The data storage system 20 includes multiple storage processors 26(A), 26(B) (collectively, storage processors 26), a cache mirror bus 28 and a set of disk drives 30(1), ... 30(N) (collectively, disk drives 30). The storage processors 26 are configured to perform data storage operations (e.g., read operations, write operations, etc.) on behalf of the external hosts 22. The cache mirror bus 28 is configured to convey data between caches of the storage processors 26 thus enabling cache mirroring between the storage processors 26. The set of disk drives 30 enables the data storage system 20 to store and retrieve data on behalf of the external hosts 22 in a fault tolerant, non-volatile manner (e.g., using a RAID scheme). Each storage processor 26 is configured to perform write-back caching in response to write operations 32 from the external hosts 22 while both storage processors 26 are in operation. That is, each storage processor 26 acknowledges completion of a write operation 32 once the write data reaches its local write cache and, if possible, once the write data is mirrored in the local write cache of the other storage processor 26. Additionally, each storage processor 26 is configured to continue to perform such write-back caching after a failure of the other storage processor 26. Such operation enables the data storage system 20 to provide improved response times and quicker recovery in the event a storage processor failure.

For example, suppose that the storage processor 26(A) fails for a short period of time (e.g., due to an unanticipated soft reset). The storage processor 26(B) continues to operating under a write-back write policy. Such continued write-back operation alleviates the need to vault the write cache of the storage processor 26(B) which would otherwise make the data storage system 20 unavailable for a period of time. Additionally, such continued write-back operation avoids the performance hit associated with subsequently destaging the vaulted write cache contents to magnetic disk as well as running the data storage system in a write-through mode. Moreover, since the storage processor 26(B) continues in write-back mode, the storage processor 26(A) is capable of easily becoming active again (i.e., rejoining in performance of host-based read and write operations) rather than having to wait until vault destaging is complete which could take several hours. Further details will now be provided with reference to Fig. 2.

Fig. 2 is a block diagram of each storage processor 26 of the data storage system 20. Each storage processor 26 includes a communications interface 40, a controller 42 and a memory subsystem 44. The communications interface 40 includes a host interface 46, a cache mirroring interface 48, and a disk interface 50. The memory subsystem 44 includes a control circuit 52, a local write cache 54 and additional memory 58. The additional memory 58 includes operating system storage, firmware for storing BIOS and POST code, optional flash memory, etc.

The communications interface 40 is configured to provide connectivity from the storage processor 26 to various other components. In particular, the host interface 46 is configured to connect the storage processor 26 to one or more external hosts 22 through the connection media 24 (also see Fig. 1). The cache mirroring interface 48 is configured to connect the storage processor 26 (e.g., the storage processor 26(A)) to another storage processor 26 (e.g., the storage processor 26(B)) to enable cache mirroring through the cache mirroring bus 28. The disk interface 50 is configured to connect the storage processor 26 to the set of disk drives 30.

The controller 42 is configured to carryout data storage operations on behalf of one or more of the external hosts 22 through the communications interface 40 (e.g., see the write operations 32 in Fig. 1).

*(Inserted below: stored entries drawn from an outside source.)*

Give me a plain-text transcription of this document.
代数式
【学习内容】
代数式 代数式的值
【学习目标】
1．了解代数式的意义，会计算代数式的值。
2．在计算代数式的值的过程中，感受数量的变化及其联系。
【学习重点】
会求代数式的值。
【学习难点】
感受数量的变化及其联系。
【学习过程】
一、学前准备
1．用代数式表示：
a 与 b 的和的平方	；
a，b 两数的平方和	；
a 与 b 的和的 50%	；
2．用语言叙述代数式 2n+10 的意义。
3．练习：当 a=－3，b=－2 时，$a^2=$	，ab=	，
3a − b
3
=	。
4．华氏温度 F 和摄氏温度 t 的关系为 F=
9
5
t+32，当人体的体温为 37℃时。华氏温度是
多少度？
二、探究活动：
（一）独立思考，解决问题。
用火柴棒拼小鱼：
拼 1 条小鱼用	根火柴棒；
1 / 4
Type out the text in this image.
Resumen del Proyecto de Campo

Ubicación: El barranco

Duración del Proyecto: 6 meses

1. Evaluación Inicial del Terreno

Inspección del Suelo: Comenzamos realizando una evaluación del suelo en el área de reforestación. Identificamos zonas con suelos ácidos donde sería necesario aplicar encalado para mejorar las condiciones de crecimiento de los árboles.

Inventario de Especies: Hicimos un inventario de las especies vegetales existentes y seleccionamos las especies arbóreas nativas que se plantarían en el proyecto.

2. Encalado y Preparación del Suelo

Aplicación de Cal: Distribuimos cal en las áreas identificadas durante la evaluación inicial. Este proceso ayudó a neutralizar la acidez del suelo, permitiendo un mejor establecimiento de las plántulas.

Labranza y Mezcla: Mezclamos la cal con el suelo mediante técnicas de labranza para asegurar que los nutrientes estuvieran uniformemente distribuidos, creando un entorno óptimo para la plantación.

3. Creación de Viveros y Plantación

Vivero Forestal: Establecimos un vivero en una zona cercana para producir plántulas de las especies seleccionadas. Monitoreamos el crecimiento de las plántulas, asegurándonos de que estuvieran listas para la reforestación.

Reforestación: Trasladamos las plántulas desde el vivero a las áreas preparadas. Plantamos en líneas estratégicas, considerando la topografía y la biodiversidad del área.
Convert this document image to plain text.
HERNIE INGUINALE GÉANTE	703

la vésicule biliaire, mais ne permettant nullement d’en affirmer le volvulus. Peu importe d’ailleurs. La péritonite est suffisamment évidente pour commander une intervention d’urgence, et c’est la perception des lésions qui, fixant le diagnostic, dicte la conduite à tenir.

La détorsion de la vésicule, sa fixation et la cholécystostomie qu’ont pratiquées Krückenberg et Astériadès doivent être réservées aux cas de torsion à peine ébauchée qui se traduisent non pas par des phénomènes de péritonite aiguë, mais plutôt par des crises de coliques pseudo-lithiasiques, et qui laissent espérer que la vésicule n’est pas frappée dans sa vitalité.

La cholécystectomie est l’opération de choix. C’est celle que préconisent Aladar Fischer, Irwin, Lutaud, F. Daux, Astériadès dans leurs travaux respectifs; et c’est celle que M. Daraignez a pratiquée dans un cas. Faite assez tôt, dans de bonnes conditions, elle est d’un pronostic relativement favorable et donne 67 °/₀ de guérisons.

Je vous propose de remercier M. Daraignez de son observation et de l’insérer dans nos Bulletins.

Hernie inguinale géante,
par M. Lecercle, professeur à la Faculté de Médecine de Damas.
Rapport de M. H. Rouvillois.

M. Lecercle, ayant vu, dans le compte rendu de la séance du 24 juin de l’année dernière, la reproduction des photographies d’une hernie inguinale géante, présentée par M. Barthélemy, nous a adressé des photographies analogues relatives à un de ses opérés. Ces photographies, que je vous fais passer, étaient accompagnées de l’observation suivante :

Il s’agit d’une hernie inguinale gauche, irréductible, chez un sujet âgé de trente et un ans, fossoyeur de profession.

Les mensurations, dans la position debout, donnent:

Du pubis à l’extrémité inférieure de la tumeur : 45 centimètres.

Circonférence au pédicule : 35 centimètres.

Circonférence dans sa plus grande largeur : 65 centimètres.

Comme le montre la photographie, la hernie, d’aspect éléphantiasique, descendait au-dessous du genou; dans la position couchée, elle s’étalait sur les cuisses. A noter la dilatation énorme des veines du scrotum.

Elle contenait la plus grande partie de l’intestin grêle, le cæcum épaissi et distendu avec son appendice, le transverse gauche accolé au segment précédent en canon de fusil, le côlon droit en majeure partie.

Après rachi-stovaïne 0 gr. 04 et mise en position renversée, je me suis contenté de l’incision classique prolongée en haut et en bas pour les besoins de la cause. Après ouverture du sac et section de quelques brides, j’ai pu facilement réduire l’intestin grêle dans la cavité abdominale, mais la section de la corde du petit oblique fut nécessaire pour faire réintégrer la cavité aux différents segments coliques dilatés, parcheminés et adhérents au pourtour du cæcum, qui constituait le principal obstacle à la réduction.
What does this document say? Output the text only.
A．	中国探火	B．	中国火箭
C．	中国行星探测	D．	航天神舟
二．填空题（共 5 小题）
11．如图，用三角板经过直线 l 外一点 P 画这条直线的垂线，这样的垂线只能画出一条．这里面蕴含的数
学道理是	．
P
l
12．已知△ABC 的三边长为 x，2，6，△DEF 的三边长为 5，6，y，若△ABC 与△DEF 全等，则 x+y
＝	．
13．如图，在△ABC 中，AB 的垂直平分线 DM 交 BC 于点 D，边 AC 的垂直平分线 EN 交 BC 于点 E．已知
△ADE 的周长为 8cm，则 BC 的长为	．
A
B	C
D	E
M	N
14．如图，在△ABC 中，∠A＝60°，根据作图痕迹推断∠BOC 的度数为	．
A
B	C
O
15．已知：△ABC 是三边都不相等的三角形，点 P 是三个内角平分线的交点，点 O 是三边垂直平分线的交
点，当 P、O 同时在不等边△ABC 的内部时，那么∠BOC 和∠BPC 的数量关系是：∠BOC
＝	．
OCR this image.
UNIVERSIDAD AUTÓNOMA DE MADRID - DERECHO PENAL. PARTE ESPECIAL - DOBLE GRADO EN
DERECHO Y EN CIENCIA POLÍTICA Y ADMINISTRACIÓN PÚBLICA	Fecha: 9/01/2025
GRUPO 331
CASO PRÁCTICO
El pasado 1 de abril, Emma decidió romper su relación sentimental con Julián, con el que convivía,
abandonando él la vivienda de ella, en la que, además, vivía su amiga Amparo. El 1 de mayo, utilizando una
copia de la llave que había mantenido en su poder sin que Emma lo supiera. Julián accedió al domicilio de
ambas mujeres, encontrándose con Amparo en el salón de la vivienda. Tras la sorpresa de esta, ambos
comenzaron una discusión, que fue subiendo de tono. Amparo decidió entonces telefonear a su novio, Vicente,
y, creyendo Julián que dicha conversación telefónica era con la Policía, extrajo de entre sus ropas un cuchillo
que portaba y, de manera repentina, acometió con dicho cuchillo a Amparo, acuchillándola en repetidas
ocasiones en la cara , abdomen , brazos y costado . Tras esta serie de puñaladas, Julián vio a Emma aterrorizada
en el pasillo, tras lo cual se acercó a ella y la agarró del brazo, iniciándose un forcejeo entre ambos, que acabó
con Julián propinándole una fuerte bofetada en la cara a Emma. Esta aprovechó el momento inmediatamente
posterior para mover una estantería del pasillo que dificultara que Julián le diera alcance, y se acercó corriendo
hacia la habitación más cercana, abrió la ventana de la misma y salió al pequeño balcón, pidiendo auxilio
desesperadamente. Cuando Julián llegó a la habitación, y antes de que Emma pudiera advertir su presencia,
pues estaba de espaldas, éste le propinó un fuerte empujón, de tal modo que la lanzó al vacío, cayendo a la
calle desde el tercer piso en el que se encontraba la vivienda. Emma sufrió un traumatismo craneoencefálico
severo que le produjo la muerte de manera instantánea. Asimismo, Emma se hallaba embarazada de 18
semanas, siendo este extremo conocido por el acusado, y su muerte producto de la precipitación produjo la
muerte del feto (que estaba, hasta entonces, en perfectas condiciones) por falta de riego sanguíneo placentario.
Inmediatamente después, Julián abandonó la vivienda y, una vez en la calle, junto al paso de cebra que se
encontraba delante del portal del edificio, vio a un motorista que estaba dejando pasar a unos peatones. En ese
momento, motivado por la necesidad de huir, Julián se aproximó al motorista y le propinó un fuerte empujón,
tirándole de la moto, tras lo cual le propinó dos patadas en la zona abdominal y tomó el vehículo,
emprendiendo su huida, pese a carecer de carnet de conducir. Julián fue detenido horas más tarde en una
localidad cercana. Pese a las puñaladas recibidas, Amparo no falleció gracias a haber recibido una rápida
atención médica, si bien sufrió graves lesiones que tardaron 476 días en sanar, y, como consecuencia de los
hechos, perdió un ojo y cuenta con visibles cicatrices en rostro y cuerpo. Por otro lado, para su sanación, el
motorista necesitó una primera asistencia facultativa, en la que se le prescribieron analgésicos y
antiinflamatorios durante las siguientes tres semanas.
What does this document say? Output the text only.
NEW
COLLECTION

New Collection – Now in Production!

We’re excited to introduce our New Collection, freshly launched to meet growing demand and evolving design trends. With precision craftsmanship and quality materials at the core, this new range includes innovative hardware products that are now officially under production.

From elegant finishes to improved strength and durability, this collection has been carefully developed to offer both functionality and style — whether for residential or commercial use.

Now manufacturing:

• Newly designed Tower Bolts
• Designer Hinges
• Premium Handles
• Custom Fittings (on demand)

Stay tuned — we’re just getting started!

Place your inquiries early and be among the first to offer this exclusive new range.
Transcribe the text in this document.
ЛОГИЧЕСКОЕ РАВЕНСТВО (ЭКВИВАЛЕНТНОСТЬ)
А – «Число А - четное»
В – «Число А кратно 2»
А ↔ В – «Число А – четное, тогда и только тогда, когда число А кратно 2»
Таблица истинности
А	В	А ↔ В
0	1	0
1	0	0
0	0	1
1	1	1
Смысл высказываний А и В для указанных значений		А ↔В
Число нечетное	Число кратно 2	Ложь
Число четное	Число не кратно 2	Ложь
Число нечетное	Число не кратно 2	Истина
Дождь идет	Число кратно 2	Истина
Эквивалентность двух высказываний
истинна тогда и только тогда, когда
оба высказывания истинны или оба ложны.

In some arrangements, the controller 42 is implemented as a set of processors running an operating system which is capable of being stored in a designated area on one or more of the disk drives 30. In other arrangements, the controller 42 is implemented as logic circuitry (e.g., Application Specific Integrated Circuitry, Field Programmable Gate Arrays, etc.), microprocessors or processor chip sets, analog circuitry, various combinations thereof, and so on.

The memory subsystem 44 is configured to provide memory services to the controller 42. In particular, the control circuitry 54 of the memory subsystem 54 is configured to provide persistent write caching using the write cache 56, i.e., enable the storage processor 26 to continue write caching even after a storage processor failure. The control circuit 54 is further capable of performing other tasks using the additional memory 58 (e.g., operating a read cache, operating as an instruction cache, optionally vaulting contents of the write cache 56 into non-volatile flash memory or disk drive memory in response to a failure of the controller 42, etc.).

In general, the technique has two parts: the write cache handling of the presence or removal of the other ("peer") storage processor, and the persistence of the single storage processor write cache image through a reboot and subsequent recovery of that image. The first part helps keep the performance at an acceptable level when the peer storage processor is not present. The second part, as described below, helps keep the host data safe in case of a software panic of the storage processor that is single-board write caching.

With reference to Fig. 3, when the write cache is enabled and the peer storage processor panics or is removed, it is determined that the peer storage processor is becoming unavailable (step 3010). Once this determination is made, the write cache can transition to single-board write caching (step 3020). A persistent write cache session ID or other persistent tag is updated to indicate that this storage processor has the most recent copy of the write cache image (step 3030). Throughout this process, the write cache stays enabled and accepts host requests (step 3040). Once the write cache has transitioned to single-board write caching, the write cache can stay in that mode until the peer storage processor has returned (step 3050). When the peer storage processor returns, the current image of the write cache is transferred to the peer storage processor (step 3060), and mirrored write caching is re-enabled when the peer storage processor is ready (step 3070). If the peer storage processor comes up while the storage processor that was in single-board write caching is rebooting (step 3080), the returning peer storage processor detects that the other storage processor should have the most recent copy of the write cache data image (step 3090).

When the write cache is in single-board write caching mode, the write cache still handles all environmental events that were handled otherwise. This includes power issues (power supplies and standby power supply), fans faults, and vault drive faults unless they have been overridden by the user. After the environmental issue has been corrected, the write cache re-enables unless the user has commanded the write cache to be disabled.

When a storage processor is in single-board write caching mode and that storage processor panics, the host application data will be lost absent additional functionality. In order to help minimize the risk to host application data, the contents of the write cache are retained in memory through a reboot or, optionally, saved to a permanent storage device for retrieval after the storage processor reboots. When the storage processor reboots, it can either retrieve the write cache data from the permanent storage or rebuild the write cache from the image in memory. If the peer storage processor comes up while the storage processor that was in single-board write caching is rebooting, the returning peer storage processor detects that the other storage processor should have the most recent copy of the data, and waits for it to reboot.

If the write cache enters the disabled state due to being disabled by the user or by a system fault and the storage processor is in single-board write caching mode, the write cache performs a vault dump if there are any write cache pages not yet written to disk ("dirty write cache pages") still in the write cache. This is done to help ensure that the write cache data is safe if the storage processor is power cycled or removed or rebooted. This is done at least in part to cover service situations in which the surviving storage processor must be rebooted in order to recover the other storage processor.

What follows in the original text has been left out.